Higher demand down to Obama
A rise in the number of applications for places on American studies courses is being attributed to an "Obama bounce", according to George Lewis, director of the Centre for American Studies at the University of Leicester. "It seems that four-year degrees ... where students spend a year in America are now very popular. One theory is that the placement year is a more attractive prospect in Obama's America than studying in the land of George W. (Bush)," he said. Demand for Leicester's American studies course is up 60 per cent.

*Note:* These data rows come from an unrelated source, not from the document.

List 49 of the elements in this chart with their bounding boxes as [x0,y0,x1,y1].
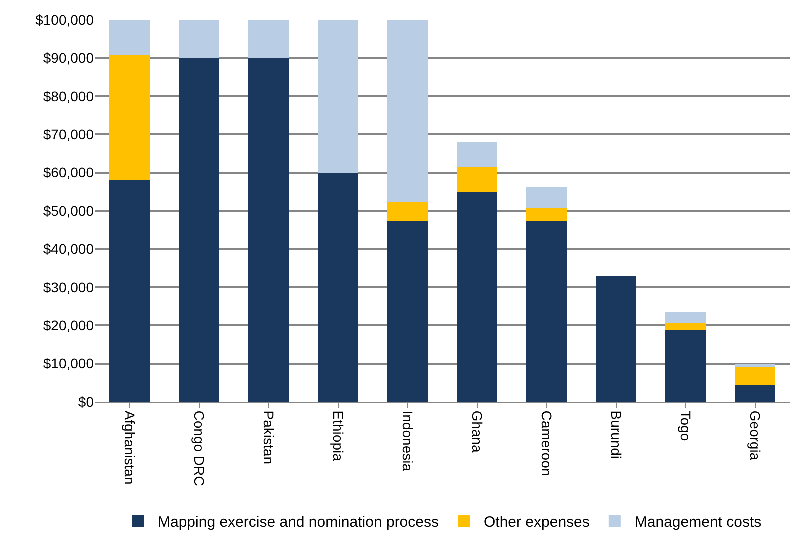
x-tick-label: Indonesia [400,410,416,472]
bar [388,202,428,221]
y-tick-label: $30,000 [43,279,94,296]
x-tick-label: Burundi [608,410,625,460]
y-tick-label: $90,000 [43,50,94,66]
bar [388,20,428,202]
bar [735,384,776,402]
y-tick-label: $40,000 [43,241,94,258]
bar [735,368,776,385]
x-tick-label: Ghana [470,410,486,454]
y-tick-label: $80,000 [43,88,94,104]
x-tick-label: Afghanistan [122,410,138,485]
bar [318,20,358,173]
bar [388,220,428,402]
bar [457,167,498,193]
bar [110,56,150,180]
bar [248,20,289,58]
bar [110,180,150,402]
x-tick-label: Pakistan [261,410,278,465]
bar [666,312,706,324]
bar [596,276,636,402]
bar [526,222,567,402]
y-tick-label: $10,000 [43,356,94,372]
y-tick-label: $50,000 [43,202,94,219]
bar [526,186,567,209]
bar [526,208,567,222]
legend-label: Management costs [634,514,762,532]
y-tick-label: $60,000 [43,164,94,181]
bar [179,20,220,58]
x-tick-label: Georgia [748,410,764,461]
y-tick-label: $100,000 [36,12,94,28]
bar [457,192,498,402]
y-tick-label: $0 [78,394,94,410]
bar [248,58,289,402]
bar [110,20,150,56]
bar [179,58,220,402]
bar [666,330,706,402]
bar [666,323,706,330]
legend-label: Mapping exercise and nomination process [158,514,439,532]
x-tick-label: Cameroon [539,410,556,476]
y-tick-label: $20,000 [43,318,94,334]
bar [318,172,358,402]
x-tick-label: Congo DRC [192,410,208,486]
y-tick-label: $70,000 [43,126,94,142]
legend-label: Other expenses [484,514,590,532]
x-tick-label: Togo [678,410,694,442]
x-tick-label: Ethiopia [330,410,347,462]
bar [457,142,498,168]
bar [735,364,776,368]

Knowledge transfer partnerships
Red tape strangles collaboration
Knowledge transfer partnerships are being throttled by red tape, a report by the Advanced Institute of Management Research says. It claims that businesses are finding it increasingly difficult to collaborate with universities despite a flood of government initiatives designed to encourage such links. "There is a perception in industry of a rising tide of university red tape," said co-author Ammon Salter, reader in innovation management at Imperial College Business School. More than half of the firms surveyed (55 per cent) blamed administration and regulation for limiting collaboration with universities.
Student loan repayments
Lammy rejects Tory EU warning
Conservative Party warnings that 70 per cent of European Union students are failing to repay their student loans after completing UK university courses have been dismissed by the Government. EU students are eligible for loans on the same basis as UK ones, but the Tories warned that many cannot be traced and are failing to repay. David Lammy, the Higher Education Minister, said the figure was "plain wrong" as it included students who were beneath the repayment threshold and those still in education.
V-cs stand together in tribunal
The acting and former vice-chancellors at Leeds Metropolitan University are due to give evidence at an employment tribunal this month. Simon Lee, who resigned as vice-chancellor after he was told to leave or face suspension while concerns about his treatment of colleagues were investigated, is due to give evidence alongside Geoff Hitchins, acting vice-chancellor, and Keith Ramsay, deputy chair of governors. They will fight a claim of race discrimination brought by a former academic at Leeds Met, who said he was bullied by his line manager. The case was due to start on 16 March.
An article "No second chance for giver of fresh starts" (The Times Higher Education Supplement, 9 December 2005) stated that Robert Beckinsale, former principal of Plater College, Oxford, had been dismissed after a critical report by the Adult Learning Inspectorate. Mr Beckinsale informs us that in fact he resigned from his position, that it was his decision to do so and that neither Plater College's board of governors nor its trustees had any influence on his decision. We accept his assurances to that effect.